Why did the student think he had measles, how could she possibly be qualified to tell. The student replied fairly calmly that she was in her 50's and that when she was young measles was common and everyone knew how to recognise it, she rattled off a list of signs and symptoms without actually suggesting she had probably seen more measles than a doctor in her 20's who had been raised in a time when immunisation was the norm. Someone "expert" needed to make a diagnosis said the good doctor. The student suggested it might not be a brilliant idea to bring him into the surgery while he was contagious, it became very clear that doctor was not disturbing her day by getting into her car either.

What could she do for us? She asked; nothing said the student, we knew how to treat measles. We were phoning her to help her do her job, we did not need her help at all.  This did not go down at all well.

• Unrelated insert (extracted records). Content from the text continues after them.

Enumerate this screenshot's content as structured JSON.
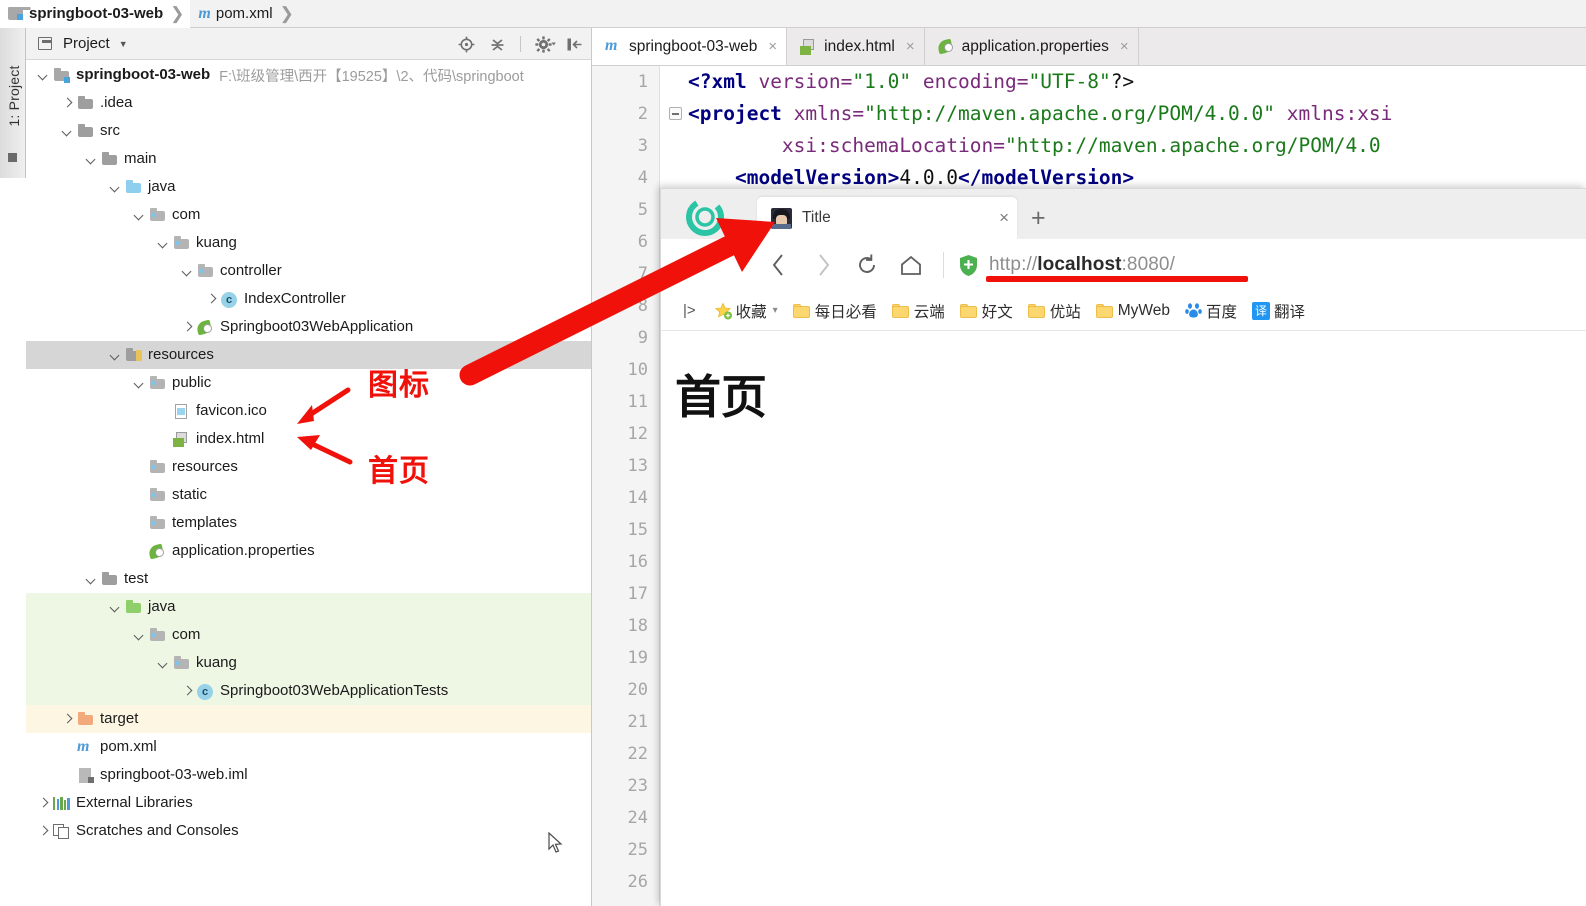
{
  "ide": {
    "breadcrumb": [
      {
        "label": "springboot-03-web",
        "icon": "module-icon"
      },
      {
        "label": "pom.xml",
        "icon": "maven-icon"
      }
    ],
    "tool_tab_label": "1: Project",
    "project_panel": {
      "title": "Project",
      "tools": [
        "locate-icon",
        "collapse-all-icon",
        "settings-gear-icon",
        "hide-panel-icon"
      ]
    },
    "tree": [
      {
        "label": "springboot-03-web",
        "path": "F:\\班级管理\\西开【19525】\\2、代码\\springboot",
        "indent": 0,
        "arrow": "down",
        "icon": "module-icon",
        "bold": true,
        "state": ""
      },
      {
        "label": ".idea",
        "path": "",
        "indent": 1,
        "arrow": "right",
        "icon": "folder-grey",
        "bold": false,
        "state": ""
      },
      {
        "label": "src",
        "path": "",
        "indent": 1,
        "arrow": "down",
        "icon": "folder-grey",
        "bold": false,
        "state": ""
      },
      {
        "label": "main",
        "path": "",
        "indent": 2,
        "arrow": "down",
        "icon": "folder-grey",
        "bold": false,
        "state": ""
      },
      {
        "label": "java",
        "path": "",
        "indent": 3,
        "arrow": "down",
        "icon": "folder-blue",
        "bold": false,
        "state": ""
      },
      {
        "label": "com",
        "path": "",
        "indent": 4,
        "arrow": "down",
        "icon": "folder-package",
        "bold": false,
        "state": ""
      },
      {
        "label": "kuang",
        "path": "",
        "indent": 5,
        "arrow": "down",
        "icon": "folder-package",
        "bold": false,
        "state": ""
      },
      {
        "label": "controller",
        "path": "",
        "indent": 6,
        "arrow": "down",
        "icon": "folder-package",
        "bold": false,
        "state": ""
      },
      {
        "label": "IndexController",
        "path": "",
        "indent": 7,
        "arrow": "right",
        "icon": "class-icon",
        "bold": false,
        "state": ""
      },
      {
        "label": "Springboot03WebApplication",
        "path": "",
        "indent": 6,
        "arrow": "right",
        "icon": "spring-icon",
        "bold": false,
        "state": ""
      },
      {
        "label": "resources",
        "path": "",
        "indent": 3,
        "arrow": "down",
        "icon": "folder-resources",
        "bold": false,
        "state": "selected"
      },
      {
        "label": "public",
        "path": "",
        "indent": 4,
        "arrow": "down",
        "icon": "folder-package",
        "bold": false,
        "state": ""
      },
      {
        "label": "favicon.ico",
        "path": "",
        "indent": 5,
        "arrow": "none",
        "icon": "ico-file-icon",
        "bold": false,
        "state": ""
      },
      {
        "label": "index.html",
        "path": "",
        "indent": 5,
        "arrow": "none",
        "icon": "html-file-icon",
        "bold": false,
        "state": ""
      },
      {
        "label": "resources",
        "path": "",
        "indent": 4,
        "arrow": "none",
        "icon": "folder-package",
        "bold": false,
        "state": ""
      },
      {
        "label": "static",
        "path": "",
        "indent": 4,
        "arrow": "none",
        "icon": "folder-package",
        "bold": false,
        "state": ""
      },
      {
        "label": "templates",
        "path": "",
        "indent": 4,
        "arrow": "none",
        "icon": "folder-package",
        "bold": false,
        "state": ""
      },
      {
        "label": "application.properties",
        "path": "",
        "indent": 4,
        "arrow": "none",
        "icon": "spring-icon",
        "bold": false,
        "state": ""
      },
      {
        "label": "test",
        "path": "",
        "indent": 2,
        "arrow": "down",
        "icon": "folder-grey",
        "bold": false,
        "state": ""
      },
      {
        "label": "java",
        "path": "",
        "indent": 3,
        "arrow": "down",
        "icon": "folder-green",
        "bold": false,
        "state": "test"
      },
      {
        "label": "com",
        "path": "",
        "indent": 4,
        "arrow": "down",
        "icon": "folder-package",
        "bold": false,
        "state": "test"
      },
      {
        "label": "kuang",
        "path": "",
        "indent": 5,
        "arrow": "down",
        "icon": "folder-package",
        "bold": false,
        "state": "test"
      },
      {
        "label": "Springboot03WebApplicationTests",
        "path": "",
        "indent": 6,
        "arrow": "right",
        "icon": "class-icon",
        "bold": false,
        "state": "test"
      },
      {
        "label": "target",
        "path": "",
        "indent": 1,
        "arrow": "right",
        "icon": "folder-orange",
        "bold": false,
        "state": "target"
      },
      {
        "label": "pom.xml",
        "path": "",
        "indent": 1,
        "arrow": "none",
        "icon": "maven-icon",
        "bold": false,
        "state": ""
      },
      {
        "label": "springboot-03-web.iml",
        "path": "",
        "indent": 1,
        "arrow": "none",
        "icon": "iml-file-icon",
        "bold": false,
        "state": ""
      },
      {
        "label": "External Libraries",
        "path": "",
        "indent": 0,
        "arrow": "right",
        "icon": "libraries-icon",
        "bold": false,
        "state": ""
      },
      {
        "label": "Scratches and Consoles",
        "path": "",
        "indent": 0,
        "arrow": "right",
        "icon": "scratches-icon",
        "bold": false,
        "state": ""
      }
    ],
    "editor": {
      "tabs": [
        {
          "label": "springboot-03-web",
          "icon": "maven-icon",
          "active": true
        },
        {
          "label": "index.html",
          "icon": "html-file-icon",
          "active": false
        },
        {
          "label": "application.properties",
          "icon": "spring-icon",
          "active": false
        }
      ],
      "line_numbers": [
        1,
        2,
        3,
        4,
        5,
        6,
        7,
        8,
        9,
        10,
        11,
        12,
        13,
        14,
        15,
        16,
        17,
        18,
        19,
        20,
        21,
        22,
        23,
        24,
        25,
        26
      ],
      "lines": [
        {
          "n": 1,
          "segments": [
            {
              "t": "<?",
              "c": "tag"
            },
            {
              "t": "xml",
              "c": "tag"
            },
            {
              "t": " version=",
              "c": "attr"
            },
            {
              "t": "\"1.0\"",
              "c": "val"
            },
            {
              "t": " encoding=",
              "c": "attr"
            },
            {
              "t": "\"UTF-8\"",
              "c": "val"
            },
            {
              "t": "?>",
              "c": "txt"
            }
          ]
        },
        {
          "n": 2,
          "segments": [
            {
              "t": "<project",
              "c": "tag"
            },
            {
              "t": " xmlns=",
              "c": "attr"
            },
            {
              "t": "\"http://maven.apache.org/POM/4.0.0\"",
              "c": "val"
            },
            {
              "t": " xmlns:xsi",
              "c": "attr"
            }
          ]
        },
        {
          "n": 3,
          "segments": [
            {
              "t": "        ",
              "c": "txt"
            },
            {
              "t": "xsi:schemaLocation=",
              "c": "attr"
            },
            {
              "t": "\"http://maven.apache.org/POM/4.0",
              "c": "val"
            }
          ]
        },
        {
          "n": 4,
          "segments": [
            {
              "t": "    ",
              "c": "txt"
            },
            {
              "t": "<modelVersion>",
              "c": "tag"
            },
            {
              "t": "4.0.0",
              "c": "txt"
            },
            {
              "t": "</modelVersion>",
              "c": "tag"
            }
          ]
        }
      ]
    }
  },
  "browser": {
    "logo": "browser-logo-icon",
    "tab": {
      "title": "Title",
      "favicon": "page-favicon",
      "close": "×"
    },
    "new_tab": "+",
    "nav": {
      "back": "‹",
      "forward": "›",
      "reload": "↻",
      "home": "⌂"
    },
    "url": {
      "scheme": "http://",
      "host": "localhost",
      "rest": ":8080/",
      "full": "http://localhost:8080/",
      "security_icon": "shield-icon"
    },
    "bookmarks": [
      {
        "label": "收藏",
        "icon": "star-icon",
        "caret": true
      },
      {
        "label": "每日必看",
        "icon": "folder-icon",
        "caret": false
      },
      {
        "label": "云端",
        "icon": "folder-icon",
        "caret": false
      },
      {
        "label": "好文",
        "icon": "folder-icon",
        "caret": false
      },
      {
        "label": "优站",
        "icon": "folder-icon",
        "caret": false
      },
      {
        "label": "MyWeb",
        "icon": "folder-icon",
        "caret": false
      },
      {
        "label": "百度",
        "icon": "baidu-icon",
        "caret": false
      },
      {
        "label": "翻译",
        "icon": "translate-icon",
        "caret": false
      }
    ],
    "bookmarks_toggle": "|>",
    "page": {
      "heading": "首页"
    }
  },
  "annotations": {
    "icon_label": "图标",
    "home_label": "首页",
    "accent_color": "#f0120a"
  }
}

Doctor got all stern and Germanic

There would need to be a report to public health said the good doctor, that's why she phoned at 08.30 replied the student. This produced more harrumphing at the other end, maybe it wouldn't be a single gunshot any more - a burst of machine gun fire perhaps.

The doctor said Public Health would be in touch, I am not sure what this means, maybe they will paint a red cross at the top of the drive, lock us in and come round once a day so we can "bring out our dead" - I will keep you posted


long time no write

I have tried to write a few times recentlybut something is blocking my postings - no fun at all!!

The world seems to be sliding towards financial mayhem and whats more winter is here.

The fire is lit and the management has bubonic plague or something like that. She really struggled to get into uni yesterday and I think I might have to come over all strict and keep her home tomorrow. Today she has managed to get up and go back to bed leaving me in charge.

Gwion seems to have meazles as well, just to make our joy complete.

Still at least the fire is in and she can have as many hot baths as she likes which is a huge plus for her.


Tuesday, 1 November 2011

Good lord Greeks

So the Greek prime minister has said that their bail out  will only go ahead if his country endorses it by a democratic vote.

What a place from the country that gave us democracy.

This deal that stuffs them and makes them poor will only go ahead if they agree it.

Otherwise capitalism collapses big style, the euro might go down and economies world wide fold.

We think in the UK we are outside this, but we sold insurance against this scenario.

There could be a few more Lloyds names sleeping on the streets.